Watercress is a cruciferous vegetable that is rich in antioxidants, bioflavonoids, and other substances that may protect against certain types of cancer, particularly those of the digestive system. It also has been found to contain a phytochemical called phenylethyl isothiocyanate (PEITC), which may detoxify the carcinogens that are linked to lung cancer. Watercress is also a good source of vitamins A (in the form of beta carotene, its precursor) and C, antioxidants that protect against cell damage by free radicals, unstable molecules that are produced when the body uses oxygen. A single cup of chopped watercress provides 1,600 IU of vitamin A, approximately 15 mg o vitamin C, and useful amounts of calcium and potassium, yet it contains less than 5 calories.

 

Many alternative practitioners suggest that watercress can alleviate gastrointestinal upsets and help to treat respiratory problems and urinary tract infections. Some claim that it also can be useful as a mild antidepressant, an appetite stimulant, and a diuretic. Application of its juice is recommended to clear up acne. These health benefits have not yet been verified, however.

 

BUYING AND SERVING WATERCRESS

 

Watercress is only available fresh and is usually sold in bunches. When purchasing the vegetable, look for crisp leaves ad a bright green color; bypass any with yellow or wilted leaves.

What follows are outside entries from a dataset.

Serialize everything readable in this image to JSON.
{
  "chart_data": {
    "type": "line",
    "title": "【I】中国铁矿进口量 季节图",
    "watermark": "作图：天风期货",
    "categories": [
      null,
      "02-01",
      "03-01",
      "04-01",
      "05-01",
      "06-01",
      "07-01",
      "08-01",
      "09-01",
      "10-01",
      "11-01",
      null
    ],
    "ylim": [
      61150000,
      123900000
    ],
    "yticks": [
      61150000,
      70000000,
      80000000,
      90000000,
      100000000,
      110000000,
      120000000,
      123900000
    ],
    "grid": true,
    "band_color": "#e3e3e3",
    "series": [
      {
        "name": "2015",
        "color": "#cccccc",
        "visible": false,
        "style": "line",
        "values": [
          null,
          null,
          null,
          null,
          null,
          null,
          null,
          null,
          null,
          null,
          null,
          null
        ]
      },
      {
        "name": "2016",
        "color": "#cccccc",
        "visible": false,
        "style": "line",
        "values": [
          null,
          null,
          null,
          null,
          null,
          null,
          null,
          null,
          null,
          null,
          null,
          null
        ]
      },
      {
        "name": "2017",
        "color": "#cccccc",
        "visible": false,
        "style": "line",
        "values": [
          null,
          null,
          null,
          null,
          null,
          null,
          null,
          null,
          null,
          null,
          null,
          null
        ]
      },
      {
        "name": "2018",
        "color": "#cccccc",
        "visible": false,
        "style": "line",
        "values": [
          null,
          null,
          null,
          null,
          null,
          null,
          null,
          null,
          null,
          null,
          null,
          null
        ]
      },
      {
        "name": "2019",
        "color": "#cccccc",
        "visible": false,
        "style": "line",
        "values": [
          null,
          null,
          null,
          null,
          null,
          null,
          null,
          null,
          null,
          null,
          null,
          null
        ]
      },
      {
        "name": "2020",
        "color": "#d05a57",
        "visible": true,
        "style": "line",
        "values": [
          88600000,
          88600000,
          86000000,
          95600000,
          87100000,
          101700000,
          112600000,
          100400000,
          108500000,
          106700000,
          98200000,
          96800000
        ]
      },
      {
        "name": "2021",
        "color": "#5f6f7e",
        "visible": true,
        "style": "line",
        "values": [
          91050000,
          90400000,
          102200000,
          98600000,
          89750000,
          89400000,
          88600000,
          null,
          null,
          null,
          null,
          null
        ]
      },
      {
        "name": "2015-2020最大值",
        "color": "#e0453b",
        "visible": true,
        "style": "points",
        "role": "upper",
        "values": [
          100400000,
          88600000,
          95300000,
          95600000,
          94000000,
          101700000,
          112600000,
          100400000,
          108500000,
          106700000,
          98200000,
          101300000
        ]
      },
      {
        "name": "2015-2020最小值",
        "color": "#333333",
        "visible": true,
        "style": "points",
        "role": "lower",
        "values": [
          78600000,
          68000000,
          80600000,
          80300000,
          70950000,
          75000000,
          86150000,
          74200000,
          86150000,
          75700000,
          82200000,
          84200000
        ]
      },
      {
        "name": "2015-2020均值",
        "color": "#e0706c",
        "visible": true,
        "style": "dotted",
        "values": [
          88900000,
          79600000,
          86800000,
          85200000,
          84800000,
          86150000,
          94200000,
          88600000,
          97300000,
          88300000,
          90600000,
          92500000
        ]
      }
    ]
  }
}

Although watercress may be found in small streambeds, it's not a good idea to pick it in the wild. Streams often contain parasites and bacteria that may cause intestinal infections. Even watercress from a supermarket, which ahs usually been grown in a controlled environment, should be washed thoroughly before it is served.

 

The pungency of watercress is complemented by citrus. Use a light citrus dressing on a watercress salad, or toss orange or grapefruit slices with watercress for a refreshing fruit salad. Watercress can also be added to a variety of cooked dishes. However, to preserve its vitamins and to prevent the leaves from turning brown, it should be cooked rapidly (microwaving works well) and served right away.